Excel BI - PowerQuery Challenge 162

excel-challenges
power-query
Extract alphbet and two digit numbers strings if alphabet and two digit numbers are separated by a special character.
Published

March 24, 2026

Illustration for Excel BI - PowerQuery Challenge 162

Challenge Description

Extract alphbet and two digit numbers strings if alphabet and two digit numbers are separated by a special character.

Solutions

library(tidyverse)
library(readxl)

input = read_excel("Power Query/PQ_Challenge_162.xlsx", range = "A1:A10")
test  = read_excel("Power Query/PQ_Challenge_162.xlsx", range = "C1:D10")

result = input %>%
  mutate(result = str_extract_all(String, "([[:alpha:]])[^[:alnum:]]([[:digit:]]{2})")) %>%
  unnest_longer(result, keep_empty = TRUE) %>%
  mutate(result = str_remove(result, "[^[:alnum:]]")) %>%
  group_by(String) %>%
  summarise(Result = paste(result, collapse = ", ")) %>%
  ungroup() %>%
  mutate(Result = if_else(Result == "NA", NA, Result))
  

test1 = test %>%
  left_join(result, by = c("String" = "String"), suffix = c(".test", ".result"))

all.equal(test1$Result.test, test1$Result.result)
# [1] TRUE
  • Logic:

    • Reads the workbook range needed for the challenge

    • Reshapes the data into the structure required by the result table

    • Aggregates or ranks values at the relevant grouping level

    • Builds helper columns that drive the final output

  • Strengths:

    • The R solution stays close to the workbook logic and keeps the transformation compact.
  • Areas for Improvement:

    • The code assumes the workbook layout and selected ranges remain stable.
  • Gem:

    • The best part of the solution is choosing the right intermediate shape before formatting the final output.
import re
import pandas as pd

input_data = pd.read_excel("PQ_Challenge_162.xlsx", usecols="A", nrows=10)
test = pd.read_excel("PQ_Challenge_162.xlsx", usecols="C:D", nrows=10)

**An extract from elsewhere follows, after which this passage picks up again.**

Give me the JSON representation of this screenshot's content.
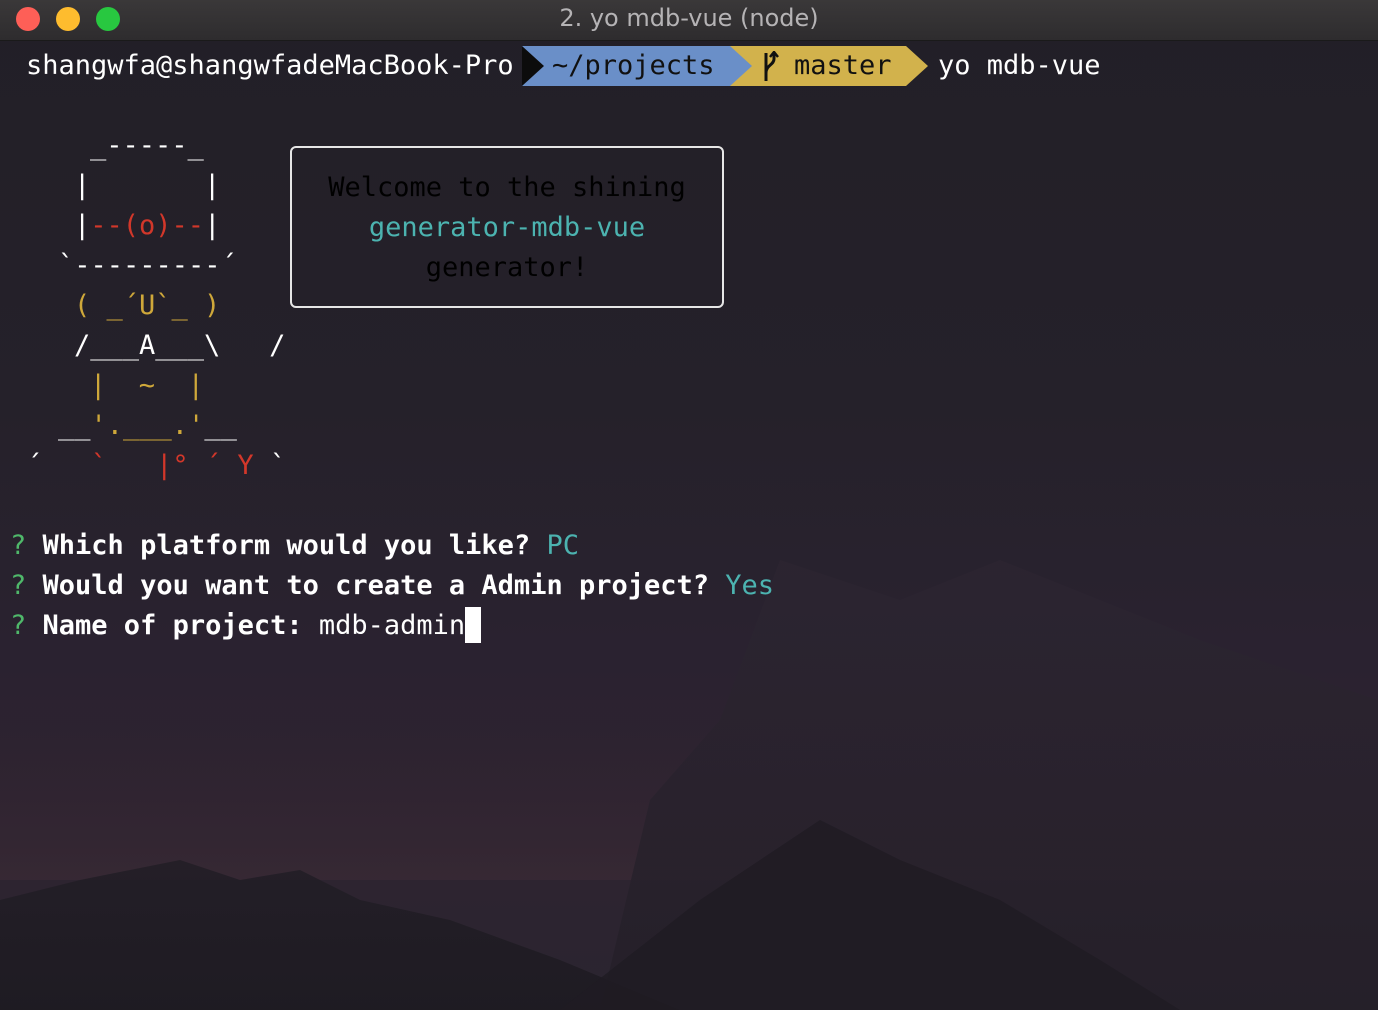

pattern = re.compile(r"([A-Za-z])[^A-Za-z0-9](\d{2})")

def extract_pairs(text):
    matches = pattern.findall(str(text))
    if not matches:
        return None
    return ", ".join(a + b for a, b in matches)

result = input_data.assign(Result=input_data["String"].map(extract_pairs))
check = test.merge(result, on="String", how="left", suffixes=(".test", ".result"))
print(check["Result.test"].equals(check["Result.result"]))
  • Logic:

    • Reads the workbook range needed for the challenge

    • Builds helper columns that drive the final output

    • Uses direct pattern parsing where the workbook encodes logic in text

    • Applies the rule iteratively until the output is complete

  • Strengths:

    • The Python version follows the same workbook rule in a direct pandas-oriented implementation.
  • Areas for Improvement:

    • As with the R version, any workbook layout change would require small adjustments.
  • Gem:

    • The implementation stays close to the source challenge instead of adding unnecessary abstraction.

Difficulty Level

This task is moderate:

  • It combines reshaping, grouping, or parsing steps that are common in Power Query style problems.

  • The main challenge is reproducing the workbook output structure exactly.